I didn’t go crazy taking pictures during this trip but I’d love to share what we did so hopefully I can come up with a post soon. In the meantime, let’s talk about these ridiculously tasty chickpea balls!
My Vegan Zucchini ‘Meatballs’ were such a big hit with you guys that I thought I’d revisit the recipe with a new spin on it. This version is infused with Thai flavors from carrot, garlic, fresh ginger and basil topped with a creamy red curry sauce. Hot damn, they are so good!
Similar to the zucchini meatballs, everything gets tossed in a food processor and finely chopped.
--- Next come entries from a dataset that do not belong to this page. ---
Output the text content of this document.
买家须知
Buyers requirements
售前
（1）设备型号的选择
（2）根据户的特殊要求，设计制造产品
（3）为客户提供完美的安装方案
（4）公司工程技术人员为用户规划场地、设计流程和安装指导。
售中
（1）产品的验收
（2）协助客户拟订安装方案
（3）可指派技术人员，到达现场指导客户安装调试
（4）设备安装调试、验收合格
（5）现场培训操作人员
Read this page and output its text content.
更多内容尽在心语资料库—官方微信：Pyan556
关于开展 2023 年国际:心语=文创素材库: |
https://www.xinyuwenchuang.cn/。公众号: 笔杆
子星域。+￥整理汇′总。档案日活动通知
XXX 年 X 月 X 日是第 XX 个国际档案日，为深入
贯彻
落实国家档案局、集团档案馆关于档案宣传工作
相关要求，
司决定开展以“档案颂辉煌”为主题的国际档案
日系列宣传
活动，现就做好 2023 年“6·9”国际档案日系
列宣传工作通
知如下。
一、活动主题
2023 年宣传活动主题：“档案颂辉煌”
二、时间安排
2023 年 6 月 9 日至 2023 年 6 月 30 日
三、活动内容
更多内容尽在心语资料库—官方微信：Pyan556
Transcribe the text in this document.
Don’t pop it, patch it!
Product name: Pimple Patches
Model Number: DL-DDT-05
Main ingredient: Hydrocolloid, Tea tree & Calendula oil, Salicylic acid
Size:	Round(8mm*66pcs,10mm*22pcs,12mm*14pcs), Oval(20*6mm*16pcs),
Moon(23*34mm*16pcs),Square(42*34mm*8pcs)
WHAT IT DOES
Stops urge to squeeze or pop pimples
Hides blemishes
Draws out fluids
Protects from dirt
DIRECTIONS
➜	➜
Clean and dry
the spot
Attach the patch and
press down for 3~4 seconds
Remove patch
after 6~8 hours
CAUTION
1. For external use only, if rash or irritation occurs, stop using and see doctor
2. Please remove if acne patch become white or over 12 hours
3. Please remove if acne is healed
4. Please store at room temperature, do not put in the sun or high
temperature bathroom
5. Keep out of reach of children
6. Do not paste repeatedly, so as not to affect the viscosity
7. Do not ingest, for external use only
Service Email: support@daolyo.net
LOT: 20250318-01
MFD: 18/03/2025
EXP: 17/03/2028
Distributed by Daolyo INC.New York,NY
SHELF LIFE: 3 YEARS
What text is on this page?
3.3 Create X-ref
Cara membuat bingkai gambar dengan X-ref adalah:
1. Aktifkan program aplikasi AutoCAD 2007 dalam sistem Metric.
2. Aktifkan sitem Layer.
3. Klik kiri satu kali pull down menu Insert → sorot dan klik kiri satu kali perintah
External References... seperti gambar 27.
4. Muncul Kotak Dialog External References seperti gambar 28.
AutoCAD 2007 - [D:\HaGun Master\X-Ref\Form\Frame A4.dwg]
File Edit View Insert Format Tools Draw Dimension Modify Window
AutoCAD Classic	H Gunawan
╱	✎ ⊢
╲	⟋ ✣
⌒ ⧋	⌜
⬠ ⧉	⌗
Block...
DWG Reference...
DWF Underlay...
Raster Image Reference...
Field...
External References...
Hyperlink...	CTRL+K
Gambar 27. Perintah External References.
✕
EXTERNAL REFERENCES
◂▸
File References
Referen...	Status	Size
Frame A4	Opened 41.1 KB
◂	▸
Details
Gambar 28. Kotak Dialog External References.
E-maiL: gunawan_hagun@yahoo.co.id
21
From there you roll the mixture into balls and bake them in the oven while you make the sauce on the stovetop.
I prefer to bake them because it helps them firm up and negates the need for any oil but you could probably get away with cooking them on the stovetop if you wanted.
My favorite way to serve them is with cooked rice however I know that not everyone likes to eat as many carbs as I do. If you’re looking to reduce the carbs, cauliflower rice makes a great alternative. I have a feeling sweet potato rice would also be delicious!
Red Curry Chickpea 'Meatballs'
Yield: 16 balls
Prep Time: 10
Cook Time: 20
Total Time: 30
- 1 (15-ounce) can chickpeas, drained and rinsed
- 1/2 cup rolled oats
- 1/2 cup chopped carrots (about 2 carrots)
- 3 garlic cloves, roughly chopped
- 1/2-inch fresh ginger, roughly chopped
- 1/4 cup fresh basil (about 10 leaves)
- 1 teaspoon coriander
- 1 teaspoon cumin
- 1/2 teaspoon salt
- 2 tablespoons reduced-sodium tamarai (or liquid aminos)
- brown rice*, chopped green onions and fresh basil for serving
Red Curry Sauce
- 2-3 tablespoons red curry paste
- 3 tablespoons tomato paste
- 1 cup coconut milk
- 1/2 cup water
- 1 teaspoons coconut sugar
- juice of 1 lime
Preheat the oven to 375°F then line a baking sheet with parchment paper.
In the bowl of a food processor, add all of the ingredients for the balls starting with the chickpeas and ending with the tamari. Blend for about 10 seconds, until everything is finely chopped and it starts to form a dough. You should be able to press the mixture between your fingers and have it stick together.
Using a scooper, scoop out about 1.5 tablespoons of the mixture at a time and arrange on the baking sheet a few inches apart. Bake in the preheated oven for 20 minutes, until light golden brown and firm.
Meanwhile prepare the sauce. In a large skillet over medium-low heat, add the red curry paste (I like to use 3 tablespoons for medium heat. Use less if you are sensitive to spicy foods), tomato paste, coconut milk, water and coconut sugar. Whisk ingredients together and bring to a low boil for about 5 minutes. Reduce heat to low then squeeze in lime juice and stir.
Once balls are done cooking, serve warm over brown rice and top with sauce. Garnish with green onions and fresh basil, and enjoy!